Graphique 10: Dette corporative en pourcentage des actifs.
Que font-elles avec l’argent ainsi récolté? Premièrement, elles rachètent leurs propres actions (graphique 11). Voici un exemple simple pour illustrer en quoi cela consiste. Supposons qu’une entreprise lève $500 millions de dette pour racheter des actions. Sa charge annuelle d’intérêt sera de $19 millions après impôts, ce qui réduira son bénéfice net à $181 millions. Cependant, comme ses actions se transigent à $50, elle pourra utiliser l’argent pour racheter 10 millions d’actions.
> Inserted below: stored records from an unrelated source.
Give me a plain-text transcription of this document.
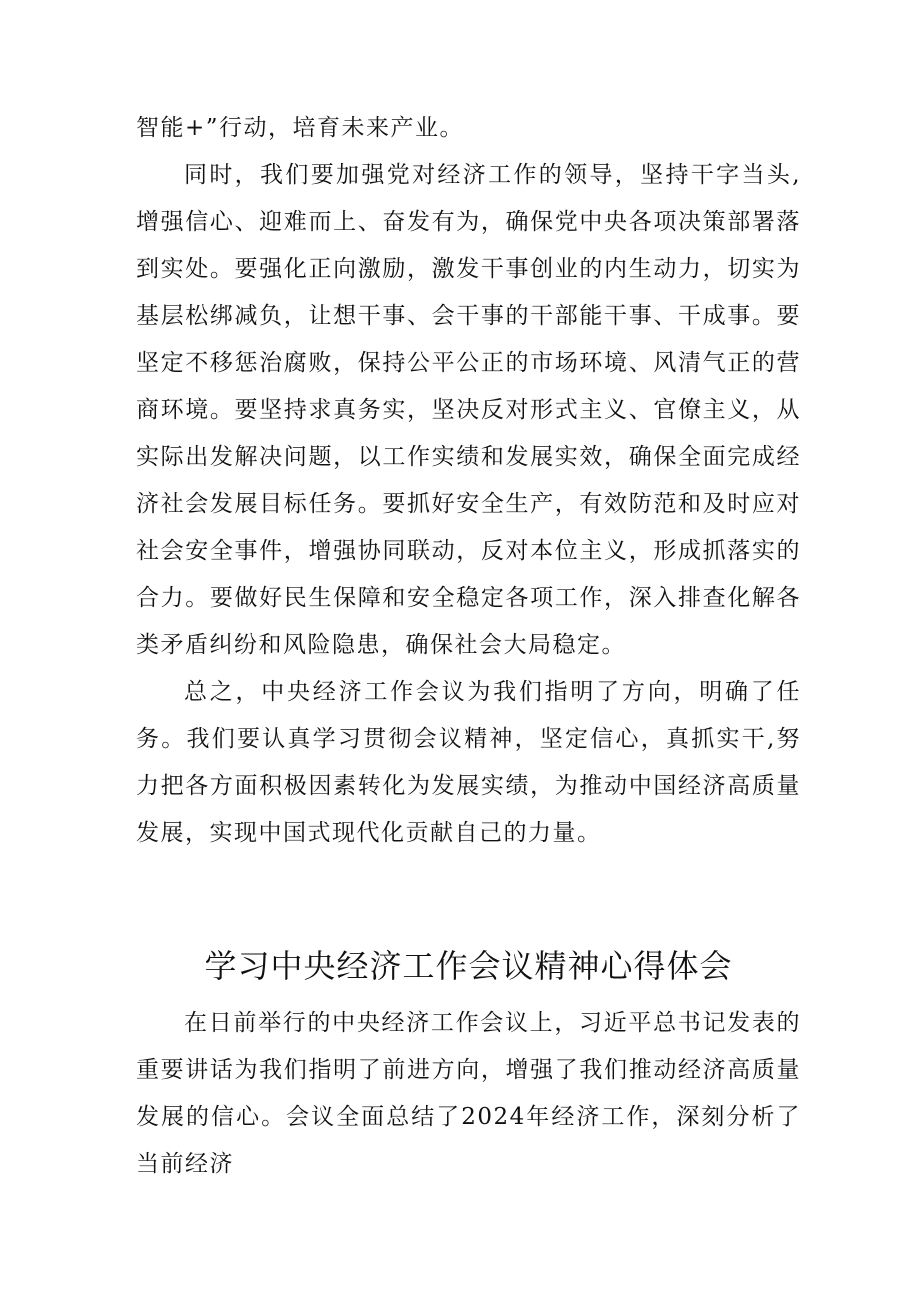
智能+”行动，培育未来产业。

同时，我们要加强党对经济工作的领导，坚持干字当头,增强信心、迎难而上、奋发有为，确保党中央各项决策部署落到实处。要强化正向激励，激发干事创业的内生动力，切实为基层松绑减负，让想干事、会干事的干部能干事、干成事。要坚定不移惩治腐败，保持公平公正的市场环境、风清气正的营商环境。要坚持求真务实，坚决反对形式主义、官僚主义，从实际出发解决问题，以工作实绩和发展实效，确保全面完成经济社会发展目标任务。要抓好安全生产，有效防范和及时应对社会安全事件，增强协同联动，反对本位主义，形成抓落实的合力。要做好民生保障和安全稳定各项工作，深入排查化解各类矛盾纠纷和风险隐患，确保社会大局稳定。

总之，中央经济工作会议为我们指明了方向，明确了任务。我们要认真学习贯彻会议精神，坚定信心，真抓实干,努力把各方面积极因素转化为发展实绩，为推动中国经济高质量发展，实现中国式现代化贡献自己的力量。

学习中央经济工作会议精神心得体会

在日前举行的中央经济工作会议上，习近平总书记发表的重要讲话为我们指明了前进方向，增强了我们推动经济高质量发展的信心。会议全面总结了2024年经济工作，深刻分析了当前经济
Au final, son bénéfice par action s’en retrouvera augmenté de plus de 13%. Cette stratégie est en fait une forme d’arbitrage entre le coût de la dette et le coût des actions comme mode de financement et elle est possible quand les taux d’intérêt sont maintenus très bas par les banques centrales (voire l’augmentation de la valeur des titres de dette corporatifs au graphique 7).
Avant | Après | |
Dette | 0 | 500 |
Intérêts | 0 | 19 |
Bénéfice net | 200 | 181 |
Nombre d’actions | 50 | 40 |
Bénfice par action | $ 4.00 | $ 4.53 |
Graphique 11: Émission de dette par les corporations et montants de rachats d’actions.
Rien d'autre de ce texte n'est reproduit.